Above: Jacklyn Jose as Nayda, one of the best "details" of Serbis.

When craft fails and a script is mostly a shamble of ideas, it is the details of a film that can catch fire. That is perhaps what is great about cinema above all other arts: even in failure, the medium’s relationship to reality practically guarantees that any given film will be of interest somewhere in its myriad of things and people, movements and inactivity. The Filipino film Serbis, for example, contains one hell of an ugly series of handheld, digital camera movements following the various family members who run, work, live, fight, and fuck in a decaying pornography theater, up and down stairs, from one wing of the building into another (even, at one pretty marvelous point, chasing first a thief and later a goat in and out of the theater). The grubby setting gets even grubbier aesthetics, gratingly ungainly, hideously composed long jostling shots of camera movement. But the payoff, if I haven’t talked enough here about space in cinema during the New York Film Festival, is that we get a real sense of the physical layout of the theater, and of the elaborate path each family member must weave to get to their rooms, or to the projection booth, or to the theater itself. In this respect at least, director Brillante Mendoza even leaves you wanting more, more exploration of this strange living/working/loving/fighting building, especially the theater, which unlike Tsai Ming-liang’s Goodbye, Dragon Inn isn’t really the setting for the film, and instead we only get hints of the wonderful exhibition hall, all rusty blue and gloriously, classically dingy.
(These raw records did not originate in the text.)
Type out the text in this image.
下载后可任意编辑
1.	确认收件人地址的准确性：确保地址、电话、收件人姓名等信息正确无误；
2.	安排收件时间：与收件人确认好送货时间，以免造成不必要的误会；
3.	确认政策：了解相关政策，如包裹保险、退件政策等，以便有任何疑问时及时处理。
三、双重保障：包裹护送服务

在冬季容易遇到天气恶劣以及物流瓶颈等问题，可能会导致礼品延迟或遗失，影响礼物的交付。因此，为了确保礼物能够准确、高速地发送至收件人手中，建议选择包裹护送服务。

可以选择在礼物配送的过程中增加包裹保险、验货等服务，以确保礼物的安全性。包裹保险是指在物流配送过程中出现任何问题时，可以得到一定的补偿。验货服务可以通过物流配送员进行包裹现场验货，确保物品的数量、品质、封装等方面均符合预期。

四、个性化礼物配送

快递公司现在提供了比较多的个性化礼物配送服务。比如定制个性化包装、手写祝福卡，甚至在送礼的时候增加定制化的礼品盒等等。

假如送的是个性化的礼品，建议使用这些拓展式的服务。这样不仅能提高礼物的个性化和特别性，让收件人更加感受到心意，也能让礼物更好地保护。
Dare I say the porno building has a layout as elaborate as the intertwined families, gays looking for the “service” of the title in the darkness of the theater, transvestite layabouts, adopted family members, pregnant girlfriends, and all other manner of the almost indeterminate human populace that comes and goes and hangs around the theater? Indeed I do, though that isn’t a particularly interesting angle to the film. Yes, the building seems to collect a nicely disparate populace of the unhappy, but the script has little interest in figuring out why they are so, or what exactly it is about this magical old porno house that seems draws people to it like a magnet. Much more telling is the path Nayda (Jacklyn Jose) weaves around the theater. As the matriarch-in the-middle—not as in command and respected as the family’s grandmother and the owner of the theater, but not quite as silly as the two younger girls flitting around, one preening, the other knocked-up—Mendoza has Nayda move around the theater with a routine assurance that speaks mountains for the hybrid role of mother and proprietress she must simultaneously play all the time. The sloppiness of the film as a whole inadvertently lets its slack story and form droop around Jacklyn Jose’s performance, allowing its strength and persistence to stand out all the more.

Add to Serbis’ incongruous, though not exactly exciting resume of similarly stand-out attributes is a casual and non-judgmental attitude to the illicit sex going on all around the theater, from the porno itself to the homosexual cruising, the grandmother’s misguided outrage at her dead husband’s philandering, and strange hints of inner-family goings-ons. All seem less a matter of judgment than a part of the environment, a matter of society, natural (though not necessarily right) and permitted, or at least tolerated. There is indeed a small amount of plot in the film, though it don’t go much of anywhere; characters too, but I suppose that bare minimum is necessary to give us some ground to stand on in a near-defunct urban porno theater. But the stuff of the script is the most calculated of Serbis, and is the most forgettable, the most film festival-pandering and programmatic. Only on the sidelines, in the background, in the extra space does the film catch a little friction, get a little interesting. Serbis is the kind of movie you don’t care a lick for what happens, to whom, or why, but love for a single second because it spares time for a detail as small, unexpected, and totally inconsequential as the slow revelation that one family relative, for whatever reason, exists at the movie theater just to cook and serve meals at a street-side table shared by crooked attorneys, family members, and random patrons alike. Why does this pornography theater also have an unadvertised restaurant-in-miniature working out of the family’s own kitchen table? I have no idea, but it’s the kind of information—random, strangely gratifying, and rooted in the small things of life—that makes a film like Serbis tolerable.